I’m not sure there’s a solution for the Massachusetts State House @walkbostonhistory! But I’ll be in Boston briefly next month and I’d be happy to walk some of the tour with you and discuss opportunities for advertising the tour physically.

This is a tricky thing to get right. In the early days of VoiceMap, when we were experimenting in Cape Town, we had somebody go door to door asking businesses along routes – who also got a mention – to put a stickers in their shop windows. Many agreed, but I really don’t think the stickers drove many downloads – and they still don’t seem to, although many are still there. (They didn’t have QR codes because these were not widely used yet.)

At one point we I put up maybe 20 boards like this along a popular green belt trail:

It was a time-consuming job and two weeks later all the boards had been removed.

I’m pointing this out because I don’t want you to think we’re complacent about all of this.
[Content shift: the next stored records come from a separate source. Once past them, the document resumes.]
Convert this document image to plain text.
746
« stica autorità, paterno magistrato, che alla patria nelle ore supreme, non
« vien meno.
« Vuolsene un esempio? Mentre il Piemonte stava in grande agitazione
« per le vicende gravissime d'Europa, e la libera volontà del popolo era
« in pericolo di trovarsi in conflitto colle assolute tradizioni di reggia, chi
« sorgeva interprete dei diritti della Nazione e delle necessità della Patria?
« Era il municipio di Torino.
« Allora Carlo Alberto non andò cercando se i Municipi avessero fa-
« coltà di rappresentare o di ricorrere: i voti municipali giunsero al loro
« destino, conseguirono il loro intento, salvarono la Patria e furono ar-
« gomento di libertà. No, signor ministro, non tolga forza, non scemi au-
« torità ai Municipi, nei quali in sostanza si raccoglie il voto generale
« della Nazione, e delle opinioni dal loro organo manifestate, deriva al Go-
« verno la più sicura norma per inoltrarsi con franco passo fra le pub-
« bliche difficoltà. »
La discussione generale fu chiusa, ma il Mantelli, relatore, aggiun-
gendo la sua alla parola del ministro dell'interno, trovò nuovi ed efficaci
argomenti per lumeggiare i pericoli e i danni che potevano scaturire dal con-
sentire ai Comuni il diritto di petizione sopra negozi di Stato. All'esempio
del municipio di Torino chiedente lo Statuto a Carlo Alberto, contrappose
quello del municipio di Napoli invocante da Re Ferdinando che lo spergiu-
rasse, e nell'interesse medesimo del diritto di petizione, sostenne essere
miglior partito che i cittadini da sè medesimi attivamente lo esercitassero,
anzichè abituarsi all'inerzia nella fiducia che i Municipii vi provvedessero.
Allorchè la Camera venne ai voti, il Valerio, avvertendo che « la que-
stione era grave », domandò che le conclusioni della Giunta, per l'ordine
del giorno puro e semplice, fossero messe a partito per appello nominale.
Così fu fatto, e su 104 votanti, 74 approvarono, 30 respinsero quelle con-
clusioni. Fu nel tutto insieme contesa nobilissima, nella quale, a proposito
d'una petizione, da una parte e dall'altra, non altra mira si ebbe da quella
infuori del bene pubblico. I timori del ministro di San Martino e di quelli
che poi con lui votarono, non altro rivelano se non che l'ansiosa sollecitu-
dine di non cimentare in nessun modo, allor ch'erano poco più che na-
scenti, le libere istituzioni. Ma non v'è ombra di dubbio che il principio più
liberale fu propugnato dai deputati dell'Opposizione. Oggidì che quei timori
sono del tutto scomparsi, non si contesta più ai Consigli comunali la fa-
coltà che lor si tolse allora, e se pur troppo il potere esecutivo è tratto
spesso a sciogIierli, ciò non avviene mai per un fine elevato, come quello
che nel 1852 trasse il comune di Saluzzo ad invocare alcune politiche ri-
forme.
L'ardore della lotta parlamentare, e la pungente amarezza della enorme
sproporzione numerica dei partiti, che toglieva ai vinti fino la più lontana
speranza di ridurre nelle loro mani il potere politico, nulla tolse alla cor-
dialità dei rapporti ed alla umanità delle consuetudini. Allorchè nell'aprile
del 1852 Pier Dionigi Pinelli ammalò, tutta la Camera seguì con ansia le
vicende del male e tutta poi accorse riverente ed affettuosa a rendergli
It’s just a tricky problem to solve – and the solutions in Ronda and Boston are probably going to look really different.

The best solution right now is to choose the starting point carefully, as I said further up this thread, and go with somewhere that is happy to help promote the tour in exchange for the foot traffic that will come from people who discover it elsewhere.

We are going to add a feature that allows you to create shortlinks to your tours – like how voicemap.me/theatreland redirects to voicemap.me/tour/london/theatreland-tour-with-ian-mckellen. We’re also adding a way to generate QR codes for each location on your tour, but this is going to most useful for free tours, I think, because you can play the audio for any location on free tours without buying the tour first.